Ильина спас второй телохранитель. Гвозди и шарики вонзились в него. Он погиб. Падая, он подмял под себя Ильина. Банкир, завалившись на мраморные ступеньки, еще вдобавок стукнулся об них затылком.
Марчука слегка ранило в ногу и легко контузило.
А неосторожному Василию оторвало ноги и левую руку. Он скончался мгновенно. Могучий торс с распростертой багряной рукой лежал в луже крови, а другую – закинуло на крыше «Дэу». Ноги разбросало подальше. Окровавленную голову в черных пороховых точках и с выпученными глазами развернуло взрывом в левую сторону. Казалось, неестественным поворотом головы и распростертой могучей дланью мертвец указывает в сторону своих невидимых убийц.
Прибывшие на место происшествия медики в формулировке смерти секьюрити были единодушны: «травматическая ампутация конечностей и выбивание головного мозга».
… Ильин, придавленный стокилограммовым телом охранника, лежал на ступеньках и смотрел бессмысленным взглядом на свинцовые тучи. Он просто думал: «будет дождь или нет». Он пребывал в шоке. Его взрыв сильно напугал.
Позднее, Ильину понадобилась помощь классного психиатра. Тот за сеанс вывел бизнесмена из ступора и вернул к реальности. Жену и сына депутат отправил в загородный дом с многочисленной охраной, а Марчуку банкир приказал мобилизовать людей и усилить бдительность.
Естественно, состоялся разговор Ильина и Чаладзе.
– Тимофея надо валить, – безапелляционно заявил депутат. – Он не успокоится.
– Я займусь им. А ты, Толстяк, будь осторожнее.
– Постараюсь.
…Подконтрольные Ильину и Казбеку СМИ на следующий день после покушения взорвались заказными статьями и телевизионными репортажами.
«Мафия наступает!»
«Демократия в опасности!»
«Бандитский беспредел!»
В новостях дикторы смаковали подробности этого происшествия:
«Совершено покушение на депутата Госдумы Анатолия Ильина. Это покушение связывают с выдвижением его кандидатуры на пост губернатора Красноярского края. Видимо, определенные круги не заинтересованы в победе блестящего банкира на губернаторских выборах. Прежде всего, спросим, кому это выгодно? Подозрения падают на бывшего арестанта Бутырки, скандально известного бизнесмена Тимофеева. В нынешней губернаторской гонке он поддерживает оппонента Ильина – Никоненко. Нынешнего градоначальника краевой столицы. В том году пуля наемного убийцы оборвала жизнь губернатора Захарова. По слухам, заказчиком преступления мог быть Тимофеев. Вероятно, Захаров чем-то не устраивал теневого магната и был безжалостно расстрелян…»

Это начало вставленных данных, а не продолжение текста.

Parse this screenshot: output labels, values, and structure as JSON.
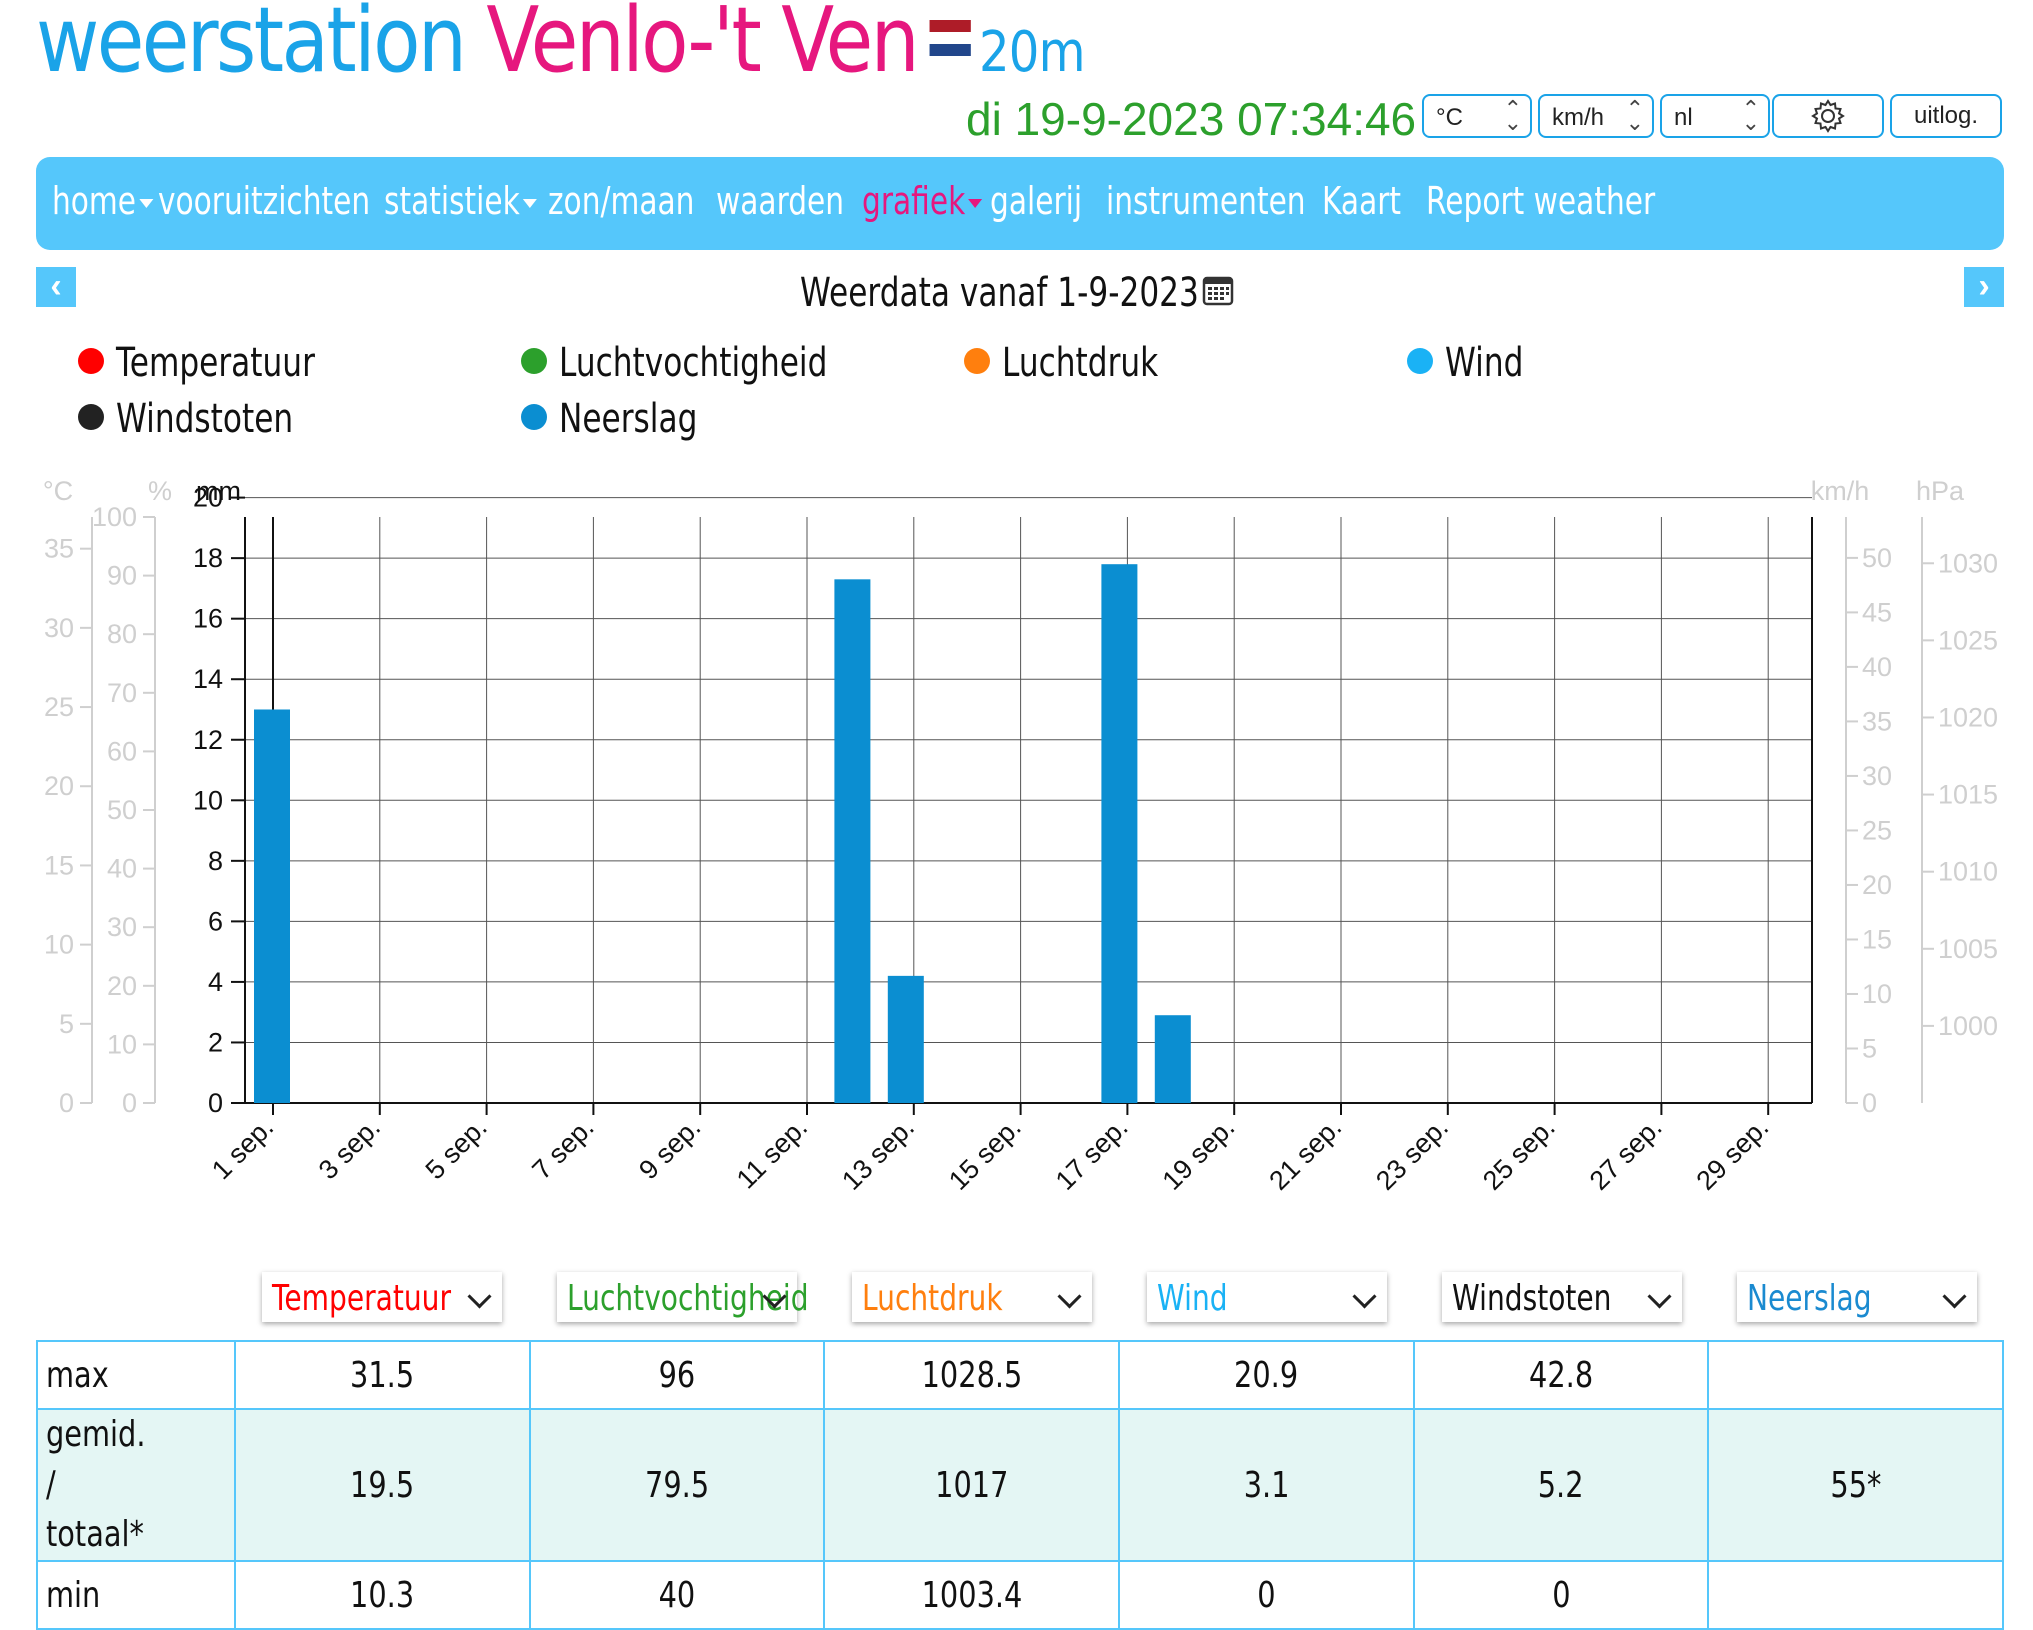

Рейтинг Ильина стремительно пополз вверх, а Никоненко – вниз. Победить Ильину в губернаторской гонке теперь уже не составляло труда. Оставалось пустая формальность – провести сами выборы.
Тимофей устроил разнос Прибалтике за неудачное покушение. Сибирский магнат кусал локти от досады. Оплошал. Да и как! Сам помог конкуренту. Надо было что-то предпринимать.
* * *
– Да, Андрей Андреевич.
Адамович внимательно слушал президента.
– Да, я слышал о покушении на депутата Госдумы Ильина. Согласен, Андрей Андреевич, это вопиющее безобразие. Пора Тимофеева снова сажать? Да можно устроить, отмывание денег, неуплата налогов, покушение на убийство. Целый букет преступлений. Но я думаю, пока не стоит торопиться. Помните, Андрей Андреевич, китайскую народную мудрость об обезьяне, что сидит в сторонке и наблюдает за схваткой тигра и дракона. Да, да. Пусть они ослабнут, а потом мы без лишнего напряжения возьмем то, что нам полагается, т. е. государству. Все на благо нашей горячо любимой Родины… Какая там погода в Лондоне? Типичная. Дождик. Да, да. Сегодня играем с «Арсеналом». Мой прогноз на матч? Сложно, но можно. Жалко, Ли Бойер травмирован: был бы боевой состав. Спасибо. Постараемся выиграть. Хорошо, хорошо. До свидания, Андрей Андреевич.
Олигарх положил трубку, обвел глазами роскошный номер гостиницы, задумался.
Взял свой сотовый телефон. Набрал номер.
– Министерство внутренних дел? Здравствуйте, это – Олег Адамович. Соедините меня пожалуйста с министром Уваровым…
* * *
Художник долго не решался позвонить в знакомую дверь.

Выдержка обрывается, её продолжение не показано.